Wardlow then attended the University of Oregon and played on the Oregon Ducks women's soccer team in 2017 and 2018, appearing in 38 matches and starting 36. She played primarily at left outside defensive back, and also as a center back. She scored her first collegiate goal on October 18, 2018, against UCLA.

== Club career ==
Wardlow considered her decision to register for the National Women's Soccer League (NWSL) 2019 College Draft to be "nervewracking" due to the risk of potentially going undrafted. Houston Dash selected her 21st overall in the draft, making Wardlow the first Oregon Ducks player ever drafted into the NWSL.

=== Houston Dash (2019) ===
Wardlow made her first professional appearance in October 2019, as a substitute in a club friendly match between the Dash and Tigres UANL played in Estadio Universitario. However, she did not make a regular-season appearance for the club, and the Dash waived her after the season on January 22, 2020.

=== ŽFK Spartak Subotica (2021) ===
Wardlow joined Serbian SuperLiga champions ŽFK Spartak Subotica in 2021, where she made her first competitive appearances as a professional footballer in the 2021–22 UEFA Women's Champions League. Wardlow was one of three new transfers to the club for the campaign. Wardlow started in the 5–2 victory against Peamount United in the Champions Path tournament 9 qualifying semi-finals and played in the finals loss against FC Twente, in which Spartak held a 3–0 lead in the 73rd minute but lost 3–5.

She did not play for Spartak after November 2021, after filing a claim to FIFA.

=== ACF Fiorentina (2022–2023) ===
On August 2, 2022, Wardlow joined Serie A club ACF Fiorentina.

Wardlow signed a contract through the end of the Serie A season upon joining Fiorentina. She scored her first professional goal, a header from a free kick, against F.C. Como on September 11, 2022, in a 2–1 victory.

=== Central Coast Mariners (2023–2024) ===
In August 2023, Wardlow joined Australian club Central Coast Mariners.
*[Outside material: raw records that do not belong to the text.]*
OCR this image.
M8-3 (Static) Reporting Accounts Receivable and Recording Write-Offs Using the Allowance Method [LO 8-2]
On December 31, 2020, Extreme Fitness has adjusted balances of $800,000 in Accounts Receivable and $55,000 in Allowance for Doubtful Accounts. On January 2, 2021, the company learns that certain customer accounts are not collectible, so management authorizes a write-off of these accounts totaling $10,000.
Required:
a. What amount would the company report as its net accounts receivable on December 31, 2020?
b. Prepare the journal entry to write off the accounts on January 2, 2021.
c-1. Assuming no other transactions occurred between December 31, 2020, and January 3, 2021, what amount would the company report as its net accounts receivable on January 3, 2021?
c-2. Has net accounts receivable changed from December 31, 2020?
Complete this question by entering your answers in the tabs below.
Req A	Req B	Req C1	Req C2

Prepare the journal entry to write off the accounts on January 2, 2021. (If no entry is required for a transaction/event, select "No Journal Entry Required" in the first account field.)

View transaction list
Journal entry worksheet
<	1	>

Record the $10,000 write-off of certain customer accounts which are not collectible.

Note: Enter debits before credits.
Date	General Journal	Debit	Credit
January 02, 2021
In July 2024, the club announced that Wardlow departed the club.

=== Galatasaray (2024–2025) ===
On 23 August 2024, Wardlow signed a one-year contract with Turkish Super League club Galatasaray.

=== Canberra United (2025–) ===
In September 2025, Wardlow returned to Australia, joining Canberra United for the 2025–26 A-League Women season.

== Personal life ==
Wardlow's father Marvin played gridiron football as a linebacker for Northern Arizona, and was rostered with the National Football League's San Francisco 49ers in 1985. Her brother Jordan Jackmon also played collegiate soccer, for Cal Poly Pomona. She is the granddaughter of artist Marvin X.

She married Evan Wardlow in June 2023.